The MANIP project-team focuses on computational social sciences for teaching and learning analytics, at the confluence of mathematics and statistics, signal processing, machine learning and social sciences. With an Ethics by design approach, we aim to improve the perception of classroom interactions between humans on the one hand, and the models and theories developed in the social sciences for education on the other hand. This leads to three major research questions:
- Q1: How to model and analyze the different (hidden) layers of genuine classroom events?
- Q2: How would a CAC, equipped with unobtrusive multimodal and multilevel perception capabilities, help gather information on these (hidden) layers?
- Q3: How do privacy and ethical concerns about personal data influence analysis capabilities and performances of a CAC?

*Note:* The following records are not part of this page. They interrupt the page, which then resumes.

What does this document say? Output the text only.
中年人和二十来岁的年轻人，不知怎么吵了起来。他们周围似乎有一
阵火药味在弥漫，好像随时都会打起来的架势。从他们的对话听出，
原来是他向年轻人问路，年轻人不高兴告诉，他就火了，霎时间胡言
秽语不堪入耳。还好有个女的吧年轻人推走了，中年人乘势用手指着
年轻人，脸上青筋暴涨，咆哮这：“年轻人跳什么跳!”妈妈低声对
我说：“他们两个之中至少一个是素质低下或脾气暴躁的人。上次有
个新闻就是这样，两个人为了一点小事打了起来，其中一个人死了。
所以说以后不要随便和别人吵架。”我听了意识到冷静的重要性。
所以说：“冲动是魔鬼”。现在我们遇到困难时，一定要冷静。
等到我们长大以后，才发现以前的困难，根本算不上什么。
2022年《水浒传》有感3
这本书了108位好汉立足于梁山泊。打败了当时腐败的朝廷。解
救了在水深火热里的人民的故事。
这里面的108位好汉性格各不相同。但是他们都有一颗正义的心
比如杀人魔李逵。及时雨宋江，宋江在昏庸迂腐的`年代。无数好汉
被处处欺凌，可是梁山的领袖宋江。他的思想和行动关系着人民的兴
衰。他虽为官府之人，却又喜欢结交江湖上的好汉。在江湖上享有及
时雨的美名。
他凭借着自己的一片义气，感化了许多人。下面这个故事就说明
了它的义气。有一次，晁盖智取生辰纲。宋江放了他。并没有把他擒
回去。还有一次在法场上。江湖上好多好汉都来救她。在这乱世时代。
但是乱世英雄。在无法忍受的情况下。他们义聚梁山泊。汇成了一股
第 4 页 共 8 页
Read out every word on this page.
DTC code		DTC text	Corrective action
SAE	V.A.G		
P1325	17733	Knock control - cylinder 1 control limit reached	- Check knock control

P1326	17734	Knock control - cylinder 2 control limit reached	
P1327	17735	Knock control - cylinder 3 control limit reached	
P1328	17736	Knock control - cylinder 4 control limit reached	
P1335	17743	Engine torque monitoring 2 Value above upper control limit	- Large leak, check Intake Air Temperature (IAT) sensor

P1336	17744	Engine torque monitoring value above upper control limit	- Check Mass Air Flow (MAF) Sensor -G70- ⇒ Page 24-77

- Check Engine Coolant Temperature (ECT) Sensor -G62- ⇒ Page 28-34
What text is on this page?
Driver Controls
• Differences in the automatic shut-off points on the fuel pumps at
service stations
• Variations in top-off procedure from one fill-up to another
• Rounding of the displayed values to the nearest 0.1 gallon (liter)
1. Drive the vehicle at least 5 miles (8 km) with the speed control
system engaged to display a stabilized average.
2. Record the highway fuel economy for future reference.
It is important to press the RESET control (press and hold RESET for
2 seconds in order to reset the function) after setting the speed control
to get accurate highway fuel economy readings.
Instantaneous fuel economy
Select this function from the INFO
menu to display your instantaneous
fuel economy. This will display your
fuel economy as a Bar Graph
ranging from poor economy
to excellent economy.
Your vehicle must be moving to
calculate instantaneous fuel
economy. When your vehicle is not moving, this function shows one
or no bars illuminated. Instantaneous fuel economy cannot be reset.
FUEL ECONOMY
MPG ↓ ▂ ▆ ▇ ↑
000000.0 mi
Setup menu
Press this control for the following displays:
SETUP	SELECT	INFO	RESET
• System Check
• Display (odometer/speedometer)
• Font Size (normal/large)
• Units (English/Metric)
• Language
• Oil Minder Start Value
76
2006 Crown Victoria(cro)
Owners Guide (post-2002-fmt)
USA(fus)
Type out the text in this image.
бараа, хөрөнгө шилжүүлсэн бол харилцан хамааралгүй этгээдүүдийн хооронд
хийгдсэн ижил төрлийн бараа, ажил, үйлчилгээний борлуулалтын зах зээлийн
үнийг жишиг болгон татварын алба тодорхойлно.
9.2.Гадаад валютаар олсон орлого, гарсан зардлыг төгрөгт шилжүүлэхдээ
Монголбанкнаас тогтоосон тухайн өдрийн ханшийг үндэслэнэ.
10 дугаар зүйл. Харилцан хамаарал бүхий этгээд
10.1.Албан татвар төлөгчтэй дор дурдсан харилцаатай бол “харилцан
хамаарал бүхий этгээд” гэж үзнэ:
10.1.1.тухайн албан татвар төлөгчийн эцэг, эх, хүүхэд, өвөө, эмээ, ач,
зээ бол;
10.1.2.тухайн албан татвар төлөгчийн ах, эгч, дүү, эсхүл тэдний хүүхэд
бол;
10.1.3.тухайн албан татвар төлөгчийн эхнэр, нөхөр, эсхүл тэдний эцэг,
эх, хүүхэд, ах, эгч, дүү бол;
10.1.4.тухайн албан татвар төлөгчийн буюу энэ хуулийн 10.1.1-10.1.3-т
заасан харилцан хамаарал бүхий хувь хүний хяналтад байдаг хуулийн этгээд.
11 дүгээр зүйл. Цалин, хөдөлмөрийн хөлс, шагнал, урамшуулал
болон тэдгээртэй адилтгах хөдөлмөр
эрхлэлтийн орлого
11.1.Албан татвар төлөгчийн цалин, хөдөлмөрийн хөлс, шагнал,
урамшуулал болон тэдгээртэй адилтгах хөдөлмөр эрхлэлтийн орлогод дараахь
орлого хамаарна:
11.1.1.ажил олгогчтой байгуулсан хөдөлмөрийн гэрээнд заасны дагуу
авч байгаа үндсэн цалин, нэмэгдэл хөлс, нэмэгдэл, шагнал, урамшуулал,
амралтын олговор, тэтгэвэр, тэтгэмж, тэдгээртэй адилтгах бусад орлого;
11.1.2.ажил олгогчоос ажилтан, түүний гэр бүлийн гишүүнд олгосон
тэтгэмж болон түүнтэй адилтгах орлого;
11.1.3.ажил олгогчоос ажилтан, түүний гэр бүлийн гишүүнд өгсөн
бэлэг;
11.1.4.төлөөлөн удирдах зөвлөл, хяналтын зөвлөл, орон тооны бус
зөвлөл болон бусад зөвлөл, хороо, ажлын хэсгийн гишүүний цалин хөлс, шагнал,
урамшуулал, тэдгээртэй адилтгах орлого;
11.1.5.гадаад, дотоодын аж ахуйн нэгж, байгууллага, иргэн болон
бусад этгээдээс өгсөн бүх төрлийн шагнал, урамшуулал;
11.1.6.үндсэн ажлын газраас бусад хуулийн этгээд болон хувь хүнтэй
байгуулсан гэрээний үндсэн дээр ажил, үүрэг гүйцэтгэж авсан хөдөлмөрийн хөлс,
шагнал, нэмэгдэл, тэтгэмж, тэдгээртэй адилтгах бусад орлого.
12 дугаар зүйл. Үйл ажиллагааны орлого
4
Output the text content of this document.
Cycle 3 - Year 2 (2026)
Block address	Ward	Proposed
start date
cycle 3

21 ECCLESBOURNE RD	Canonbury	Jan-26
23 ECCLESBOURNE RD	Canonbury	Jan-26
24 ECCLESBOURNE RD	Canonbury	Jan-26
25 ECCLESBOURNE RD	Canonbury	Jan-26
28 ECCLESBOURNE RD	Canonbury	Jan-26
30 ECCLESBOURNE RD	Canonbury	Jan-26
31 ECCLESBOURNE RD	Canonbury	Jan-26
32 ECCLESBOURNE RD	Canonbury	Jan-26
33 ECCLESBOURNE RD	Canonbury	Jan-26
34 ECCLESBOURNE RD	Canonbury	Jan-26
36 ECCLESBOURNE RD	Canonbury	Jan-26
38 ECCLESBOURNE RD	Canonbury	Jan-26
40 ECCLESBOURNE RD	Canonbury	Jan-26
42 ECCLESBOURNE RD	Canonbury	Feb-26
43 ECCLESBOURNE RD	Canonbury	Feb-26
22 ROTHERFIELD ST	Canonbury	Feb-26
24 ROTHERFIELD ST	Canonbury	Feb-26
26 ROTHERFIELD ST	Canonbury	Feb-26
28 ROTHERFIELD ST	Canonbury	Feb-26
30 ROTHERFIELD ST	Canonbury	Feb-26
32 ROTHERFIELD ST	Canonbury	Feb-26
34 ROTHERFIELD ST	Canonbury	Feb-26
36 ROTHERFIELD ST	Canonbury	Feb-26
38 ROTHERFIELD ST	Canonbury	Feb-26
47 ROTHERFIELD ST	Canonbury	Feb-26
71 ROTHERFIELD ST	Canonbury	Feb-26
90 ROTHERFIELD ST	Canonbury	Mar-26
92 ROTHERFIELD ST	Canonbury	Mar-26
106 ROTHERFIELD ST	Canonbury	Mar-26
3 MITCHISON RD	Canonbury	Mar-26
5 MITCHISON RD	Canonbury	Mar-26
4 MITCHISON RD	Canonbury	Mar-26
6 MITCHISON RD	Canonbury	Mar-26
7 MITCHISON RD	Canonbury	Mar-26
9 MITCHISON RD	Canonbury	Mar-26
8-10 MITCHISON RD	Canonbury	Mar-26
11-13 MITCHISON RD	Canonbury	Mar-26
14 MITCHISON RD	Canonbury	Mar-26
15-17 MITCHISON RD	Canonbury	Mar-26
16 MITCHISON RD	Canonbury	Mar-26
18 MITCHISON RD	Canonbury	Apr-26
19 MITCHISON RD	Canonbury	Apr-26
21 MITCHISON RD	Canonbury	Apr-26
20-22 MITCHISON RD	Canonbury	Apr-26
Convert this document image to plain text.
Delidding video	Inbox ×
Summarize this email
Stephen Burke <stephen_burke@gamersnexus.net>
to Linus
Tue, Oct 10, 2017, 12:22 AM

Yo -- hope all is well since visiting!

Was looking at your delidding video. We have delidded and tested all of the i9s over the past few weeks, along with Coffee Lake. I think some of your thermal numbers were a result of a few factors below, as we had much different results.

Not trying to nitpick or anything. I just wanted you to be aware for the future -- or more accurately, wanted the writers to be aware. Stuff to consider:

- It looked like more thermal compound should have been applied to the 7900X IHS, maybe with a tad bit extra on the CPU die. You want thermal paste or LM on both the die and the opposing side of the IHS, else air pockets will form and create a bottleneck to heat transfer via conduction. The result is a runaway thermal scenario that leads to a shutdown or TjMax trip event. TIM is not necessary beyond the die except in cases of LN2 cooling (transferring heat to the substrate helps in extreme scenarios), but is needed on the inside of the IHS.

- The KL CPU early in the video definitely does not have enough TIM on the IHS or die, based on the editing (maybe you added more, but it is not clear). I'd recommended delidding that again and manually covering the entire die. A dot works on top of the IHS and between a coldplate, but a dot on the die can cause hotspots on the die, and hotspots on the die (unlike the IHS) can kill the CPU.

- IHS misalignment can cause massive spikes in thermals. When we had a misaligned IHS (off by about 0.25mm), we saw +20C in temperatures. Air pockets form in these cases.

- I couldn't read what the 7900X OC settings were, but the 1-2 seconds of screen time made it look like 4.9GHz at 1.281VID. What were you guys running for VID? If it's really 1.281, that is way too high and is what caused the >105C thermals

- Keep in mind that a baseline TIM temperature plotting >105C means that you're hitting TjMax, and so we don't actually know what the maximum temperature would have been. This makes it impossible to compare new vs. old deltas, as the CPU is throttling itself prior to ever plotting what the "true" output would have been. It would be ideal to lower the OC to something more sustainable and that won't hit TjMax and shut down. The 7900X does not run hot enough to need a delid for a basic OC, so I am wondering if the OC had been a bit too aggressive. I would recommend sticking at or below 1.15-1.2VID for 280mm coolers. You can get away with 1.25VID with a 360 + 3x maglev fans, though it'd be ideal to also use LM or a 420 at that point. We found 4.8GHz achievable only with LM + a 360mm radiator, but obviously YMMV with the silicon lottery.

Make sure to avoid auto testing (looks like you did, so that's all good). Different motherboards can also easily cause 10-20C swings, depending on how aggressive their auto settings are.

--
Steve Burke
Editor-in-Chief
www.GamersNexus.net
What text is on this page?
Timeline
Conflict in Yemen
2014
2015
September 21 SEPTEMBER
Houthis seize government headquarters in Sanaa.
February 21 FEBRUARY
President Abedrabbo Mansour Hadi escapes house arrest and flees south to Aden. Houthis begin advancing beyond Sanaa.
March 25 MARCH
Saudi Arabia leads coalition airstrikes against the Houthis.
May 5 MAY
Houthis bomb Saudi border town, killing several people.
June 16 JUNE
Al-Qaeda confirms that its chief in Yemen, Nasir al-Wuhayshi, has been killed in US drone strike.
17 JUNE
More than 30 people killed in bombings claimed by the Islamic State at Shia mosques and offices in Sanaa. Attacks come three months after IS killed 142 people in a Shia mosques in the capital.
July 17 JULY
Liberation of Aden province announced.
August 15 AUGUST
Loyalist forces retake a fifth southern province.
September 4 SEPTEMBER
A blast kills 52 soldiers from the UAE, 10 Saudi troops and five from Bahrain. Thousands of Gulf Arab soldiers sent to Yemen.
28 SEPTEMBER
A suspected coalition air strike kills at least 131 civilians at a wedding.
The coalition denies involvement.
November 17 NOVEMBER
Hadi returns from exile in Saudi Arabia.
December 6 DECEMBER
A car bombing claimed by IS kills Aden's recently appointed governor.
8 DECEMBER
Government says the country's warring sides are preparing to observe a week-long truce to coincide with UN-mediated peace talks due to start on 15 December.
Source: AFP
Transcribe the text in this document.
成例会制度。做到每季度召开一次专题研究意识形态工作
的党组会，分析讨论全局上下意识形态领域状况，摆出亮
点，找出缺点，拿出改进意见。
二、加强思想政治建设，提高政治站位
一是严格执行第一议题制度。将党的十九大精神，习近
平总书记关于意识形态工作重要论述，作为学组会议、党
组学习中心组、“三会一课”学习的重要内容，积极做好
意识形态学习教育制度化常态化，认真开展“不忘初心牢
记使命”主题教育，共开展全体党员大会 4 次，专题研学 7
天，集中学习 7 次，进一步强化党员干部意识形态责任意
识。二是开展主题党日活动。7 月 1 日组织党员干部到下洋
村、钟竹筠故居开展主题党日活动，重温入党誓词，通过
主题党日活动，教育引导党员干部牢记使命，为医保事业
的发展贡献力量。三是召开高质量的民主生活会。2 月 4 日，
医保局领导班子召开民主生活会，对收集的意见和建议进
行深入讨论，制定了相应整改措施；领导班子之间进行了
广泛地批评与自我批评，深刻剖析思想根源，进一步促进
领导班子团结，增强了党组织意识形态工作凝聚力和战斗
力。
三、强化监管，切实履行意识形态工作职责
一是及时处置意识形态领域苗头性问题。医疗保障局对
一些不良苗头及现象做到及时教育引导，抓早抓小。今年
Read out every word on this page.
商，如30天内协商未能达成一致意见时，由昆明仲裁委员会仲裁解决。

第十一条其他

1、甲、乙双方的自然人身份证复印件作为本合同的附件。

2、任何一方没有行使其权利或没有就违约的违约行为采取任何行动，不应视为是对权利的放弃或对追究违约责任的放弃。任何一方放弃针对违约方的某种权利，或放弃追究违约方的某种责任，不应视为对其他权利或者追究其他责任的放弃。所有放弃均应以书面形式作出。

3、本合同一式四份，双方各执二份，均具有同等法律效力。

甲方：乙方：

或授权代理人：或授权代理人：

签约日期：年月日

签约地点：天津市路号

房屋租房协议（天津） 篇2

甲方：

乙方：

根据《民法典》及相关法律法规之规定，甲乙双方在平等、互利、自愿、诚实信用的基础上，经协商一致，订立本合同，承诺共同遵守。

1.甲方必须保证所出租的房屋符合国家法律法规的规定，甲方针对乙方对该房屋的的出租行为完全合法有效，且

The scientific approach developed by the MANIP project-team will be interdisciplinary, integrating the complementary work of several teams. The Multimodal Perception and Sociable Interaction team of the LIG laboratory (M-PSI1) enforces the project-team on machine learning for multimodal perception in pervasive space (computer vision, speech processing, eye-tracking. . . ) and trace analysis. The Statistique pour les Sciences du Vivant et de l’Homme (SVH) team of the LJK laboratory develops statistics (mixed effect models, variable selection...) and trace-based measures of human behavior, with applications to didactics and educational psychology. LaRAC (Laboratoire de recherche sur les apprentissages en contexte) members contribute to the project-team with knowledge and experience in conversational analysis, usability engineering, and instructional events analysis. The expected outcomes include perceptive computational models describing the interactions between teachers and students within a CAC. These models will allow enhancing both teachers’ pedagogical practices and students’ learning. Our scientific approach will follow a “reproducible science” paradigm: a) we will share source codes and models (Open Source); b) after obfuscation/pseudonymization, corpora will be spread to the scientific community (Open Data).
Locally, the project-team will benefit from the Teaching Lab project funded by the Idex Formation call. This project permitted us to build a fully equipped and functional context-aware classroom at the ENSIMAG building. Some members of the project-team are involved on the PIA3 PEGASE project which focuses on primary and secondary schools. MANIP is complementary to PEGASE as it addresses the seldom studied university level. From a broader point of view, MANIP will sustain current starting collaborations with the ICAR (ENS-Lyon) and Techné (Univ. Poitiers) laboratories.